Two 20-degree mummy-style sleeping bags vie for top honors as the best down sleeping bag: the Western Mountaineering UltraLite (*Est. $360) and the Marmot Helium. Both use 850+ goose down for extra warmth with minimal weight, and share top ranking in a very detailed, thorough comparison review of 11 high-end sleeping bags at Backpacking.net. Construction quality is judged excellent, and both sleeping bags have big draft tubes to keep cold air from leaking in at the zipper. The outer shell on both is Pertex Quantum, which reviews find durable, water-resistant and reasonably breathable.
The Western Mountaineering UltraLite (*Est. $360), top-ranked at Climbing.com, is very light at 1 lb. 10 oz. for the middle length. The five-inch loft provides plenty of warmth, and the sleeping bag has a two-way full-length zipper – nice for good ventilation and for pairing two bags to make a double. Owners reviewing it at BackpackGearTest.org give it rave reviews after long tests.
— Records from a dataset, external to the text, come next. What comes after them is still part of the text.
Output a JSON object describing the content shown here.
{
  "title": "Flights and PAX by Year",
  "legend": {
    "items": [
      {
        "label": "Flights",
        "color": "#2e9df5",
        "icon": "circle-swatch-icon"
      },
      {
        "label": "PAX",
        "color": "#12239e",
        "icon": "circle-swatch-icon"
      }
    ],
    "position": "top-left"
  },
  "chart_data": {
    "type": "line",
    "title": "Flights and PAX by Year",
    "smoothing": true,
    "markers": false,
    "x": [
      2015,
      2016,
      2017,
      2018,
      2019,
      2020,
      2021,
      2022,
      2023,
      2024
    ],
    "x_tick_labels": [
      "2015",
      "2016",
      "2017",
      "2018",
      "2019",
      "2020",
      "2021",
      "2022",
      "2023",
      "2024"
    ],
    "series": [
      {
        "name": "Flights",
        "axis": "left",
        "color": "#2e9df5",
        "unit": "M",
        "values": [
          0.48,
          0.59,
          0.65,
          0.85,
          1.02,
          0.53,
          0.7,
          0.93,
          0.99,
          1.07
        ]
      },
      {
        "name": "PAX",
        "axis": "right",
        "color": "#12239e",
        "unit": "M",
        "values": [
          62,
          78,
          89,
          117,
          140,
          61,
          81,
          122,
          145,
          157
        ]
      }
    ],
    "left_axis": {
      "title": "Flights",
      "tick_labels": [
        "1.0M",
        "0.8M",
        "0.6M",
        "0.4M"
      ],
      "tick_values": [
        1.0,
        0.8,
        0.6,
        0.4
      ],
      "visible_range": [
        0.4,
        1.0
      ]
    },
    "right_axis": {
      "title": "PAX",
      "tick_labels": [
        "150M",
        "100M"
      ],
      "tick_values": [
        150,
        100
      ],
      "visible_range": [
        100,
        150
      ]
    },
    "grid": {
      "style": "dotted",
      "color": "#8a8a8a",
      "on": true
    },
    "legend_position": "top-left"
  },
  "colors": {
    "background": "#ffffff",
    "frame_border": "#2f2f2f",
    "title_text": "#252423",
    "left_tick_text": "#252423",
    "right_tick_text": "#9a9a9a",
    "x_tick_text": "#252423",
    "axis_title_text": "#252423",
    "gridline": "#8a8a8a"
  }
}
The 20-degree Marmot Helium is five ounces heavier, but earns the 2008 Editor's Choice Gold Award at Backpacker Magazine. According to editors, "Each bag in this line is overstuffed with the highest quality feathers we've seen...;.well-distributed throughout." It's also one of five sleeping bags recommended at Outdoor Life, after tests in a zero-degree freezer confirm that it's plenty warm. The draft tube is big, and the bag's seams are on the bottom where a sleeping pad will insulate them from drafts.
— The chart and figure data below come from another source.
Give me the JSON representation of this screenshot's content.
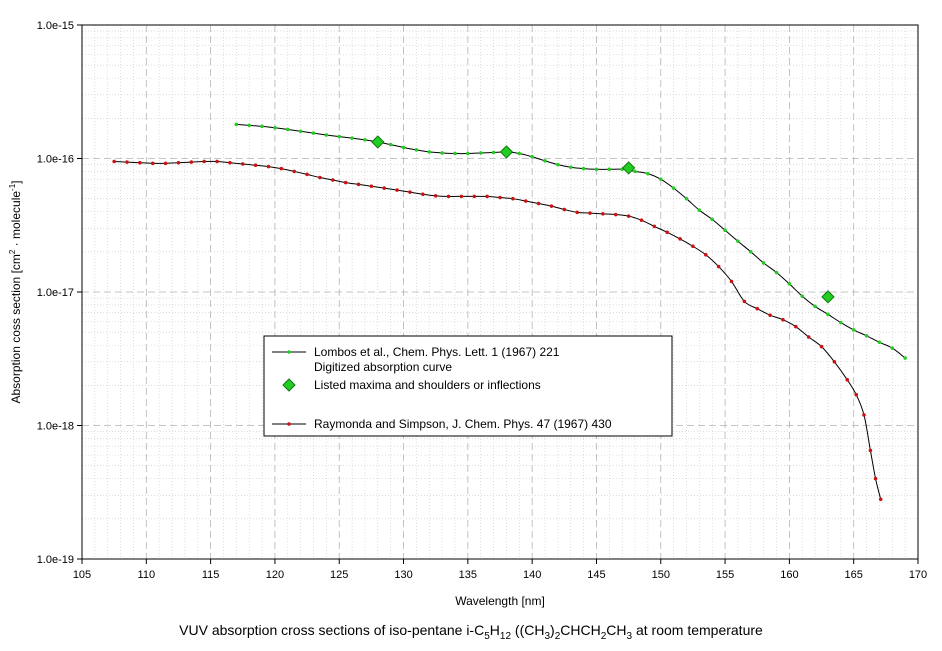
{
  "chart_data": {
    "type": "line",
    "xlabel": "Wavelength [nm]",
    "ylabel": {
      "prefix": "Absorption coss section [cm",
      "sup1": "2",
      "middle": " · molecule",
      "sup2": "-1",
      "suffix": "]"
    },
    "caption": {
      "p1": "VUV absorption cross sections of iso-pentane i-C",
      "s1": "5",
      "p2": "H",
      "s2": "12",
      "p3": " ((CH",
      "s3": "3",
      "p4": ")",
      "s4": "2",
      "p5": "CHCH",
      "s5": "2",
      "p6": "CH",
      "s6": "3",
      "p7": " at room temperature"
    },
    "xlim": [
      105,
      170
    ],
    "ylim": [
      1e-19,
      1e-15
    ],
    "y_scale": "log",
    "x_ticks": [
      "105",
      "110",
      "115",
      "120",
      "125",
      "130",
      "135",
      "140",
      "145",
      "150",
      "155",
      "160",
      "165",
      "170"
    ],
    "y_ticks": [
      "1.0e-19",
      "1.0e-18",
      "1.0e-17",
      "1.0e-16",
      "1.0e-15"
    ],
    "grid": true,
    "legend_position": "center-left",
    "series": [
      {
        "name": "Lombos et al., Chem. Phys. Lett. 1 (1967) 221",
        "subtitle": "Digitized absorption curve",
        "color": "#22cc22",
        "line_color": "#000000",
        "x": [
          117,
          118,
          119,
          120,
          121,
          122,
          123,
          124,
          125,
          126,
          127,
          128,
          129,
          130,
          131,
          132,
          133,
          134,
          135,
          136,
          137,
          138,
          139,
          140,
          141,
          142,
          143,
          144,
          145,
          146,
          147,
          148,
          149,
          150,
          151,
          152,
          153,
          154,
          155,
          156,
          157,
          158,
          159,
          160,
          161,
          162,
          163,
          164,
          165,
          166,
          167,
          168,
          169
        ],
        "y": [
          1.8e-16,
          1.77e-16,
          1.74e-16,
          1.7e-16,
          1.65e-16,
          1.6e-16,
          1.55e-16,
          1.5e-16,
          1.46e-16,
          1.42e-16,
          1.38e-16,
          1.33e-16,
          1.27e-16,
          1.21e-16,
          1.16e-16,
          1.12e-16,
          1.1e-16,
          1.09e-16,
          1.09e-16,
          1.1e-16,
          1.11e-16,
          1.12e-16,
          1.09e-16,
          1.03e-16,
          9.6e-17,
          9e-17,
          8.6e-17,
          8.4e-17,
          8.3e-17,
          8.3e-17,
          8.3e-17,
          8e-17,
          7.7e-17,
          7e-17,
          6e-17,
          5e-17,
          4.1e-17,
          3.5e-17,
          2.9e-17,
          2.4e-17,
          2e-17,
          1.65e-17,
          1.4e-17,
          1.15e-17,
          9.3e-18,
          7.8e-18,
          6.8e-18,
          5.9e-18,
          5.2e-18,
          4.7e-18,
          4.2e-18,
          3.8e-18,
          3.2e-18
        ]
      },
      {
        "name": "Listed maxima and shoulders or inflections",
        "color": "#22cc22",
        "marker": "diamond",
        "x": [
          128,
          138,
          147.5,
          163
        ],
        "y": [
          1.33e-16,
          1.12e-16,
          8.5e-17,
          9.2e-18
        ]
      },
      {
        "name": "Raymonda and Simpson, J. Chem. Phys. 47 (1967) 430",
        "color": "#cc1111",
        "line_color": "#000000",
        "x": [
          107.5,
          108.5,
          109.5,
          110.5,
          111.5,
          112.5,
          113.5,
          114.5,
          115.5,
          116.5,
          117.5,
          118.5,
          119.5,
          120.5,
          121.5,
          122.5,
          123.5,
          124.5,
          125.5,
          126.5,
          127.5,
          128.5,
          129.5,
          130.5,
          131.5,
          132.5,
          133.5,
          134.5,
          135.5,
          136.5,
          137.5,
          138.5,
          139.5,
          140.5,
          141.5,
          142.5,
          143.5,
          144.5,
          145.5,
          146.5,
          147.5,
          148.5,
          149.5,
          150.5,
          151.5,
          152.5,
          153.5,
          154.5,
          155.5,
          156.5,
          157.5,
          158.5,
          159.5,
          160.5,
          161.5,
          162.5,
          163.5,
          164.5,
          165.2,
          165.8,
          166.3,
          166.7,
          167.1
        ],
        "y": [
          9.5e-17,
          9.4e-17,
          9.3e-17,
          9.2e-17,
          9.2e-17,
          9.3e-17,
          9.4e-17,
          9.5e-17,
          9.5e-17,
          9.3e-17,
          9.1e-17,
          8.9e-17,
          8.7e-17,
          8.4e-17,
          8e-17,
          7.6e-17,
          7.2e-17,
          6.9e-17,
          6.6e-17,
          6.4e-17,
          6.2e-17,
          6e-17,
          5.8e-17,
          5.6e-17,
          5.4e-17,
          5.25e-17,
          5.2e-17,
          5.2e-17,
          5.2e-17,
          5.2e-17,
          5.1e-17,
          5e-17,
          4.8e-17,
          4.6e-17,
          4.4e-17,
          4.15e-17,
          3.95e-17,
          3.9e-17,
          3.85e-17,
          3.8e-17,
          3.7e-17,
          3.45e-17,
          3.1e-17,
          2.8e-17,
          2.5e-17,
          2.2e-17,
          1.9e-17,
          1.55e-17,
          1.2e-17,
          8.5e-18,
          7.5e-18,
          6.7e-18,
          6.2e-18,
          5.5e-18,
          4.6e-18,
          3.9e-18,
          3e-18,
          2.2e-18,
          1.7e-18,
          1.2e-18,
          6.5e-19,
          4e-19,
          2.8e-19
        ]
      }
    ]
  }
}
The less expensive 15-degree Marmot Pinnacle earns top marks in owner-written reviews at REI.com and Trailspace.com, though it weighs more at 2 lbs. 8 oz. -- still not too heavy. Owners say it's warm, water-repellent and very comfortable. The 15-degree Marmot Sawtooth isn't as water-repellent and weighs almost three pounds because it uses only 600-fill down. At this price range and weight, consider The North Face Cat's Meow (Est. $170 and up), since its synthetic fill provides warmth even when wet.
For heavier individuals, reviews often recommend Big Agnes sleeping bags, which minimize weight by slipping a sleeping pad into a pocket underneath instead of insulating the bag there. Down underneath a sleeper compresses a lot anyway, and this system also keeps the bag from slipping off the sleeping pad. Outside Magazine's 2008 summer Buyer's Guide recommends the 1 lb. 14 oz. Big Agnes Zirkel SL 20, which uses 800-fill down and has a full-length zipper. The bag has nice features like a built-in pillow pocket plus internal ties for a sleeping bag liner.
The Big Agnes system is good if you like to sleep mostly on your back, but if you toss and turn a lot, reviews recommend MontBell Super Stretch Down Hugger sleeping bags. Each baffle has elastic so the bag changes shape as you move around, and owners say they don't feel constricted. These mummy bags have accumulated other good reviews over the years, and come in a wide range of temperature ratings. The 15-degree MontBell SS Down Hugger #1 weighs 2 lbs. 4 oz.